EVENWICHTIG CHRISTENDOM

(3)

H.P. MEDEMA

 

Leer en praktijk

'Je houdt ’t toch wel een beetje praktisch, hé?' fluisterde één van de broeders me in, die me hadden uitgenodigd om ergens in een groep jongemensen wat te zeggen. Hij was kennelijk bang voor een al te leerstellige toespraak. En datzelfde geluid hoor je nog al eens. 'Ik wil graag iets horen waar ik morgen op de fabriek iets mee dóen kan' zei een jongeman.

En natuurlijk zijn we het daar allemaal over eens: of niet soms? (Of genieten we toch nog altijd van een heel diepe, leerstellige discussie, tot diep in de nacht, zonder ander gevolg dan dat we met een vervelend humeur wakker worden?) We weten toch allemaal wel dat de Bijbel leer en praktijk nauw aan elkaar koppelt. Van de Heer Jezus wisten de Emmaüsgangers te zeggen, dat Hij een profeet was, krachtig in werk én woord (Luk. 24 : 19). Stefanus zei van Mozes dat hij machtig was in zijn woorden en werken (Hand. 7 : 22). Paulus spreekt het verlangen uit dat de Heer de gelovigen in Thessalonika mag versterken in alle goed werk én woord (Luk. 24 : 19). Stefanus zei van Mozes dat hij machtig was in zijn woorden en werken. Paulus spreekt het verlangen uit dat de Heer de gelovigen in Thessalonika mag versterken in alle goed werk en woord (2 Thess. 2 : 17). En álles wat wij doen, in woord of in werk, moeten we doen in de Naam van de Heer Jezus, terwijl wij God, de Vader door Hem danken (Kol. 3 : 17). Paulus bracht datgene wat hij schreef ook in de praktijk 'door woord en werk' (Rom. 15 : 18). Hij kon aan de Korinthiërs schrijven over zijn levenspraktijk met de woorden: 'mijn wegen, die in Christus Jezus zijn ... zoals ik overal in elke gemeente leer' (1 Kor. 4 : 17). Timotheüs had dat goede voorbeeld gevolgd, zodat Paulus kon schrijven: 'Maar jij hebt nauwkeurig nagevolgd mijn leer, mijn wijze van doen…' (2 Tim. 4 : 16). Het meest verheven voorbeeld is uiteraard onze Heer Jezus Christus. Van Hem zou het veel te gering zijn om alleen maar te zeggen dat zijn praktijk in overeenstemming was met zijn leer. Hij kon ten overstaan van zijn vijanden op de vraag 'Wie bent U?' antwoorden: 'Geheel wat Ik ook tot u spreek' (Joh. 8 : 25). Zijn spreken én zijn doen waren gekenmerkt door Goddelijke heerlijkheid.

Leer en praktijk parallel

Het Nieuwe Testament vertelt ons dus dat onze praktijk parallel moet lopen met de leer. Een prachtig voorbeeld van iemand bij wie dat het geval was, is Demetrius, van wie we lezen in 3 Joh.: 12: 'Van Demetrius is getuigd door allen en door de waarheid zelf’. Dat is op het eerste gezicht een ietwat moeilijke uitdrukking. Dat 'allen' van Demetrius getuigden, is nog wel te begrijpen, maar hoe is het mogelijk dat 'de waarheid' van Demetrius getuigde? Toch is het, denk ik, heel simpel. Als je de waarheid van God naast het leven van Demetrius legde, zag je: warempel, die twee zijn identiek! De waarheid van God had dezelfde inhoud als het leven van Demetrius. Een getuigenis om jaloers op te worden!

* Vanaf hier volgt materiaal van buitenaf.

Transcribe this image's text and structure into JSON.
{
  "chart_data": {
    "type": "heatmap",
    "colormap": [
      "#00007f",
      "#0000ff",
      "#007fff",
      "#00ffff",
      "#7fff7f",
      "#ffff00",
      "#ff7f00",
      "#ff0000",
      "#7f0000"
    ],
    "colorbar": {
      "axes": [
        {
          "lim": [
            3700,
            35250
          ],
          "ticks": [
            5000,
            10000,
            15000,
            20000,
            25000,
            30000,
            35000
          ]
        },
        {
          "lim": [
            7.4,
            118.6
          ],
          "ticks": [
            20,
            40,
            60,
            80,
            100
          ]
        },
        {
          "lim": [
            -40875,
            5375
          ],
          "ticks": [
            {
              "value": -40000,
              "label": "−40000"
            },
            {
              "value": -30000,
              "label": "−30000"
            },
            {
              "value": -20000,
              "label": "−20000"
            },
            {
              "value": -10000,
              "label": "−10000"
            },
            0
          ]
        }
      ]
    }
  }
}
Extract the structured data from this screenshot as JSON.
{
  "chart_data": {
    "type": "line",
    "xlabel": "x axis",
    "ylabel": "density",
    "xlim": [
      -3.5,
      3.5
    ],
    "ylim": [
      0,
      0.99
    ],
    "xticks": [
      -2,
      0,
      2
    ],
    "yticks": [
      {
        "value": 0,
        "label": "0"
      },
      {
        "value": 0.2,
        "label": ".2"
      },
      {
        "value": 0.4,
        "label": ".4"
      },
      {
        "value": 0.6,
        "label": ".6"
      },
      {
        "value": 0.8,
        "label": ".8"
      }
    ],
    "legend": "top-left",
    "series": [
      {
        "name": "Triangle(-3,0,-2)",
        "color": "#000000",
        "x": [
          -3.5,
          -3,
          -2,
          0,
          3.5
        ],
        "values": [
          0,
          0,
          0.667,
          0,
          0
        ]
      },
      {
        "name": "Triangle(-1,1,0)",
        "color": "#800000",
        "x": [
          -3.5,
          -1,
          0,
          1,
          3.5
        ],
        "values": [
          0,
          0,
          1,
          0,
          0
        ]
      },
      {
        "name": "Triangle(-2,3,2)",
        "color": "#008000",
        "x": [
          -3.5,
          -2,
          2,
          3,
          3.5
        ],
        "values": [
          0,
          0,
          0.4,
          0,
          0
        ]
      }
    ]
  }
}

Maar het Nieuwe Testament vertelt ons merkwaardigerwijze ook het omgekerde. Paulus schrijft over 'de leer die naar de godsvrucht is' (1 Tim. 6 : 3). Een heel frappante uitdrukking! Er staat niet: de godsvrucht is in overeenstemming met de leer, maar andersom: de leer loopt parallel met de godsvrucht. Daarom zijn het ook 'de gezonde woorden van onze Heer Jezus Christus', in tegenstelling tot de 'andere leer' die sommigen brachten. Iemands godsvrucht kun je toetsen aan zijn leer, maar ook andersom: iemands leer kun je toetsen aan zijn godsvrucht. Als iemand een andere leer brengt, en het blijkt dat die leer heel goed te combineren is met allerlei kwaad, dan is dat op zich al een voldoende weerlegging van die leer. De Nicolaïeten (ik laat nu even in het midden wie of wat zij waren) hadden niet alleen een verkeerde leer, maar aan die leer waren ook verkeerde praktijken gekoppeld. Dáárom was het juist zo gevaarlijk de leer van de Nicolaïeten te omhelzen (Openb. 2 : 6, 15).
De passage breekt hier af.